Tuesday, March 8, 2011

On Perfection

The Perfect Woman
I know how to do it! That's right. I've got the secret. It's really all smoke and mirrors and I'm getting good at it. After having a hard autumn (just call me Crazy Hormone Woman) I've finally gained a little self-control when it comes to my tongue. (Long overdue- I know.) It was a necessity if I was to keep control of my tears. I've realized how much better I come across when I just keep my mouth closed. I can look like I have it all together. I just get dressed (I know- shouldn't be hard, right) show up on time to things, do what's asked of me and say nothing. It's really quite easy. Just don't come over. Or look in my car. Or look too closely at my kids. Or look in my pantry. (Yes, there are 5 combs, 3 flashlights, 2 toothbrushes, 1 belt buckle and innumerable sets of chopsticks in my pantry- all completely necessary.) Or get too close. With friends- all bets are off.

The Perfect Baby
How in the world did I survive motherhood before? Truly, I say that my joy in motherhood has grown immensely with dear Lanie. Of course, she's not quite perfect- she isn't sleeping through the night. But really, I'm okay with that. She is an angel. Just when I needed one. I only hope that her toddler years are just as angelic!
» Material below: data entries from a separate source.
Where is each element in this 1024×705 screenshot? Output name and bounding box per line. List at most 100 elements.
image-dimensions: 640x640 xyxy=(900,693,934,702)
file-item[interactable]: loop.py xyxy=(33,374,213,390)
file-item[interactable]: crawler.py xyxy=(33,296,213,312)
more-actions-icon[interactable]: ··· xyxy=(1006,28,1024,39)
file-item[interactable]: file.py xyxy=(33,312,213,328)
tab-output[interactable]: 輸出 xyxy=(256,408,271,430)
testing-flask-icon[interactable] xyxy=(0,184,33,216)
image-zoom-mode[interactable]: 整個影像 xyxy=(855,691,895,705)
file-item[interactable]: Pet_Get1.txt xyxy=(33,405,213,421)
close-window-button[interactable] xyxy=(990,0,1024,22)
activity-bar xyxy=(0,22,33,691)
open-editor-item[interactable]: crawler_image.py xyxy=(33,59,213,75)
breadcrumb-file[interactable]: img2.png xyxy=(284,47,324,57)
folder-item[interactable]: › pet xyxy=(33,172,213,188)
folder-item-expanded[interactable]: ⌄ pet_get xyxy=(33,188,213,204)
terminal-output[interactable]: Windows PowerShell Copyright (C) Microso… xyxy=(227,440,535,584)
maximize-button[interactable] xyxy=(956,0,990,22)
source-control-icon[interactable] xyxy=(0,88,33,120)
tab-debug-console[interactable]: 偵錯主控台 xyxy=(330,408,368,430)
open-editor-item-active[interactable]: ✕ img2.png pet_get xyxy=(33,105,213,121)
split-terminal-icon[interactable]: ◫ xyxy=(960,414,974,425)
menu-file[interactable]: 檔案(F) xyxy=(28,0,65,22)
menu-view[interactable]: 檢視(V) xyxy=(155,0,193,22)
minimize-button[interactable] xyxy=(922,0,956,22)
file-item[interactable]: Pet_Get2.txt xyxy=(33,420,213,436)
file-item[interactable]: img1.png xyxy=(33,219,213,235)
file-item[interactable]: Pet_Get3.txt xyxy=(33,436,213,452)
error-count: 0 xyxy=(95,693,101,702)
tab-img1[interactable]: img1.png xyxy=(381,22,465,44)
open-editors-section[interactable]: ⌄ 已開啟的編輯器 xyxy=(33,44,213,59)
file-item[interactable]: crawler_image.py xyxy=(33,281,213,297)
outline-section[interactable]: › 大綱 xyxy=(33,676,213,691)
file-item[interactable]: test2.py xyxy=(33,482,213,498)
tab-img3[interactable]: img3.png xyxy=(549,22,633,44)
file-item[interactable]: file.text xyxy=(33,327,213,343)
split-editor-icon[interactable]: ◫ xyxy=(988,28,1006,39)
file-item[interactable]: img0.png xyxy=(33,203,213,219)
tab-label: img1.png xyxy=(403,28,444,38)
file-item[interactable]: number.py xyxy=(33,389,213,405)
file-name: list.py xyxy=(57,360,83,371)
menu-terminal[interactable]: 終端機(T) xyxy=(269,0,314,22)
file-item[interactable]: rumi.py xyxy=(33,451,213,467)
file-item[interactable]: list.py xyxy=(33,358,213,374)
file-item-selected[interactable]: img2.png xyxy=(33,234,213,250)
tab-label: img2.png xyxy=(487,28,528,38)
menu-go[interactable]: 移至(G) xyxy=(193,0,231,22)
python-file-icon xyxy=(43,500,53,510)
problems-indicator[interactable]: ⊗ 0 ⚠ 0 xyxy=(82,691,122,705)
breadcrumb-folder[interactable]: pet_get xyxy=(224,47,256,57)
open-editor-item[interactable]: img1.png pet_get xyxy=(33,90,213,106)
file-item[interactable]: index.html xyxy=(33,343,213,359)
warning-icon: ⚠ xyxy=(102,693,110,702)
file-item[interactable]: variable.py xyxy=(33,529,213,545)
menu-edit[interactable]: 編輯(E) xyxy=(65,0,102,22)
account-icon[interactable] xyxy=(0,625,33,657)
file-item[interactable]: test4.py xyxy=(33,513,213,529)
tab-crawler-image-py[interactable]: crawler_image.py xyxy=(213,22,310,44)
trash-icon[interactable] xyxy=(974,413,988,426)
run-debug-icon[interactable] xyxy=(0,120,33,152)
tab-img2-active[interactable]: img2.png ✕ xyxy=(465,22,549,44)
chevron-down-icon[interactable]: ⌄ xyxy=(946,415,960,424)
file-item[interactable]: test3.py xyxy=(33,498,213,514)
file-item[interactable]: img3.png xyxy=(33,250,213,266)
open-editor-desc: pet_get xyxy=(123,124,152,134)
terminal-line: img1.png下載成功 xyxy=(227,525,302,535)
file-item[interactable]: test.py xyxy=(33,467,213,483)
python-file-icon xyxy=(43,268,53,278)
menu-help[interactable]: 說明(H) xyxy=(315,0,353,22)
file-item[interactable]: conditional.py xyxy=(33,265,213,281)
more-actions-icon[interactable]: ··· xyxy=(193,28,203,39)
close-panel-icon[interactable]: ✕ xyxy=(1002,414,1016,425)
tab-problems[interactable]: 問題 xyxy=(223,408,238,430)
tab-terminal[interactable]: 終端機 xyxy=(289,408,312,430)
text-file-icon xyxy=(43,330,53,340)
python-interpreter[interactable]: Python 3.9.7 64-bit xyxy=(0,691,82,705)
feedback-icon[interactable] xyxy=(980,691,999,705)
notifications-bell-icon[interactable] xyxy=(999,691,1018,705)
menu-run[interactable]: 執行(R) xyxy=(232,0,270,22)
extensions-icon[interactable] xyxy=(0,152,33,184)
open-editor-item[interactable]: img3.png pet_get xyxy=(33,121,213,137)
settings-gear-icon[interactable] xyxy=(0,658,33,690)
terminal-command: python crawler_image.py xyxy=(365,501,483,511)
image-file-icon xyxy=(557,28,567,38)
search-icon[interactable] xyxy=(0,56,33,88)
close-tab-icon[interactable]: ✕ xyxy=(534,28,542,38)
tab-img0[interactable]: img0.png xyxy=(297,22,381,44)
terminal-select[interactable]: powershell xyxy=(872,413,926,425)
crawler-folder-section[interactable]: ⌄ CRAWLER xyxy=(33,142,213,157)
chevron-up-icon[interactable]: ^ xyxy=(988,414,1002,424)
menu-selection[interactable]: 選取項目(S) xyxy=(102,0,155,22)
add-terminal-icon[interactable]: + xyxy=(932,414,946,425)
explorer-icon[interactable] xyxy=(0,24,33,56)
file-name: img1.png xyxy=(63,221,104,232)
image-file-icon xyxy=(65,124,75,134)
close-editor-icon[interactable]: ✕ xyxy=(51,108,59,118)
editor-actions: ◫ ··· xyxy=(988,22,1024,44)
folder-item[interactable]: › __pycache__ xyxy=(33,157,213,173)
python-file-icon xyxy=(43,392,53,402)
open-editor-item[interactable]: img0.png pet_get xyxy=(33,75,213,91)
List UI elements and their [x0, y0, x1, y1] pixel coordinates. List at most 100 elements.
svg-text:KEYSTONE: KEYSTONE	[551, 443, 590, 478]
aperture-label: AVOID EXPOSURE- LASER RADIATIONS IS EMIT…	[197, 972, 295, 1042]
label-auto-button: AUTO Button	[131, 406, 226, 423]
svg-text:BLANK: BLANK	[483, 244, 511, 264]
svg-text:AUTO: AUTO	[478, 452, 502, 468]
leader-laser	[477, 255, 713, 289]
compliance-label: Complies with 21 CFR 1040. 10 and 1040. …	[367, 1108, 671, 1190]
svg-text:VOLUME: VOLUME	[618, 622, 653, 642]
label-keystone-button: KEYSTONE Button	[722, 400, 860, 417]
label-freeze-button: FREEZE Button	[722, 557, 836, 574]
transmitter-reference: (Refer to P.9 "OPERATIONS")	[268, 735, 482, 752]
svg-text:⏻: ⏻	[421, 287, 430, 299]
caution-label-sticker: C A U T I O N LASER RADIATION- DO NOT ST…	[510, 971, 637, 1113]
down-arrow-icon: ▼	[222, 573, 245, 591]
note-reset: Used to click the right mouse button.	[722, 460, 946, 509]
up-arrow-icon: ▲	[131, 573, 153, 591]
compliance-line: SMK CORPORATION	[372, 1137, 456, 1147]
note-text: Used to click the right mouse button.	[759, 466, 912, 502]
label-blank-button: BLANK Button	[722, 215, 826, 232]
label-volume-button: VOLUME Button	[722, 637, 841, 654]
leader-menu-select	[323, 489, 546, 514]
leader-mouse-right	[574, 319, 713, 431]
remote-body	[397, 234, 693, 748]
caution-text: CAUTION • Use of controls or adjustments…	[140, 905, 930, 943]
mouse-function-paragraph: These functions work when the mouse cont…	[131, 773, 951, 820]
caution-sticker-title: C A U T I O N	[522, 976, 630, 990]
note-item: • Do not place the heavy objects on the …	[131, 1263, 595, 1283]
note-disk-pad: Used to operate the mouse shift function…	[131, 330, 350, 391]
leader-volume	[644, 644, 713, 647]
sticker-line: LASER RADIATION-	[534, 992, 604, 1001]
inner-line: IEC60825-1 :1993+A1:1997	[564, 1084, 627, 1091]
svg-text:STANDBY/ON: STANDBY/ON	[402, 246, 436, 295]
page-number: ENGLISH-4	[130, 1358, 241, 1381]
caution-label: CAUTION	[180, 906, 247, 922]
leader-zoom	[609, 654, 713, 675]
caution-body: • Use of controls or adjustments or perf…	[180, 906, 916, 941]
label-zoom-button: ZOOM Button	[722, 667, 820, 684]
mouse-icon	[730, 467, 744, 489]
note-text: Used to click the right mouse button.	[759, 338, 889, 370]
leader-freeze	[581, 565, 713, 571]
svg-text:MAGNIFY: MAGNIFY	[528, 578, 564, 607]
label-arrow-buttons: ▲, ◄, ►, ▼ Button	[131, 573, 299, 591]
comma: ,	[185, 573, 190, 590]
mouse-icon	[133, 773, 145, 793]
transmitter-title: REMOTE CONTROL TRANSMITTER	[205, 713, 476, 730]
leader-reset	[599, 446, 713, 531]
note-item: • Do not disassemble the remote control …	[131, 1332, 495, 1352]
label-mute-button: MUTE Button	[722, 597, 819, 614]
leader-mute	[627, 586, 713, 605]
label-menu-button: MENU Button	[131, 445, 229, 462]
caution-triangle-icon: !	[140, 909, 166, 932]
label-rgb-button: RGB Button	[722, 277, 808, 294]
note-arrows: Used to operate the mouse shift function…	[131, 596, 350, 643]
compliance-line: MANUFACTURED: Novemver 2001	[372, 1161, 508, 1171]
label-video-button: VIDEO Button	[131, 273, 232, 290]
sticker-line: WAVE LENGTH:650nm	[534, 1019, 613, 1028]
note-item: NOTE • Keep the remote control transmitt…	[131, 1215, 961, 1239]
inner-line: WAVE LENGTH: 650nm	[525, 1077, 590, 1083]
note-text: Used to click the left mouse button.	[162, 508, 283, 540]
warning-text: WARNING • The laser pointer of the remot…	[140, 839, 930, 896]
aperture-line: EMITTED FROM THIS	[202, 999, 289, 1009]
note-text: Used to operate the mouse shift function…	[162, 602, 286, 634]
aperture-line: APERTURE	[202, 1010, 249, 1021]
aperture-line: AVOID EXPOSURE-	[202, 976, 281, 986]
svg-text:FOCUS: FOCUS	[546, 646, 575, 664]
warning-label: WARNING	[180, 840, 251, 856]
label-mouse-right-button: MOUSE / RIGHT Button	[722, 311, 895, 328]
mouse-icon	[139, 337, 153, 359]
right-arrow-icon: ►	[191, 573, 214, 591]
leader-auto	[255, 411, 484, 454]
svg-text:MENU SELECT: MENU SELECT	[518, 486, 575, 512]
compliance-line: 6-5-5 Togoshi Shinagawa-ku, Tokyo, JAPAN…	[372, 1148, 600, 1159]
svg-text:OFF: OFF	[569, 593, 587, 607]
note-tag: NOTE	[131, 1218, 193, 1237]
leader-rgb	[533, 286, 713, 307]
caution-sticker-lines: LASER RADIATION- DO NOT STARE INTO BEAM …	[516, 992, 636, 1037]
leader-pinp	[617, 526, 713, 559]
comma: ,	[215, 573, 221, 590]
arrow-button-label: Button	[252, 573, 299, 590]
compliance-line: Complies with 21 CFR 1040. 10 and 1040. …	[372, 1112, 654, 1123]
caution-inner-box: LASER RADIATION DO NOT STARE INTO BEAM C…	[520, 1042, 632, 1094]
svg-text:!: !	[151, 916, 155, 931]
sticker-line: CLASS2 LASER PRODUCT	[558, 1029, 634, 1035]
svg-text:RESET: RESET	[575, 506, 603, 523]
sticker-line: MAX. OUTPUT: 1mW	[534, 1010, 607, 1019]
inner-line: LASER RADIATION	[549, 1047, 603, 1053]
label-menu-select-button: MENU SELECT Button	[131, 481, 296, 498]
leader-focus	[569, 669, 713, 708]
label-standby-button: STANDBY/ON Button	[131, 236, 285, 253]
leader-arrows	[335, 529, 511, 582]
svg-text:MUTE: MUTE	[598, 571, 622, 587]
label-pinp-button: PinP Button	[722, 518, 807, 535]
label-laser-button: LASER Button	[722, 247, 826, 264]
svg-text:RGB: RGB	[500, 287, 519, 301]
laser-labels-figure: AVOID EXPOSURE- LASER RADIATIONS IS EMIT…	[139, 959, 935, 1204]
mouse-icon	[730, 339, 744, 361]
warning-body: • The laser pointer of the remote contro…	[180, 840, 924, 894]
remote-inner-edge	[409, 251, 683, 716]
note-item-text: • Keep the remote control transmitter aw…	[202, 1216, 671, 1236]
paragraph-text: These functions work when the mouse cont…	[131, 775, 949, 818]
The Perfect Middle ChildSugar and spice and everything nice . . .
Ahh, and now, true perfection. Now I don't mean the that Eden is the Perfect Child. I mean, Eden has perfected the art of being the middle child. (I know, the irony of the name is not lost on me.) You know, the one who screams for attention. You want a power struggle? You got it. It really takes nothing to have a power struggle. She can create one out of thin air. What's that Eden, you don't want to walk? OK, I'll carry you. Oh, you don't want me to carry you. OK, umm, you just want to sit on the floor and cry and blame me for everything wrong in your life. Sure, I'm positive that's what people come to the library for.
Tantrums? You got it! Again, she's pretty creative. She can find a subject. Today she has had 2 tantrums that have consisted of "It's too far 'til my birthday. I can't wait that long." Her birthday isn't until June. Where does she come up with this stuff?
We go day by day- some days she doesn't want to be called cute, or she doesn't want to be funny and I can't laugh at her. She keeps me on my toes! I must say, I don't find much validation as a mother when my 3 year old says "I don't want parents. I don't want you as a mom. "
That's when I just smile to myself and think of the hundreds of times that people tell me this time goes too fast and I'll wish for it back. I'm logging the memories to relive someday when my house is peaceful and quiet.


3 comments:

kate said...

eden in that little crown is soooo cute!!!

malynda said...

That picture of Lanie is 100% adorable!
On a partially unrelated note, I am totally trying the blender quiche. I'm still reeling from the bbq chicken you put up last summer. My taste buds can't wait for spring time to get some Luisa bbq chicken!
And on a completely unrelated note, we found out today that we're having a baby boy!!!! Yay!!!!
Love to you from Reno!

Our Ohana said...

I have a 3 year old who will sometimes get so angry at me for telling her she looks pretty or is funny... and other times gets completely put out if I don't notice and comment on how she looks just like a princess when she twirls her dress... Lets both hope this is a phase!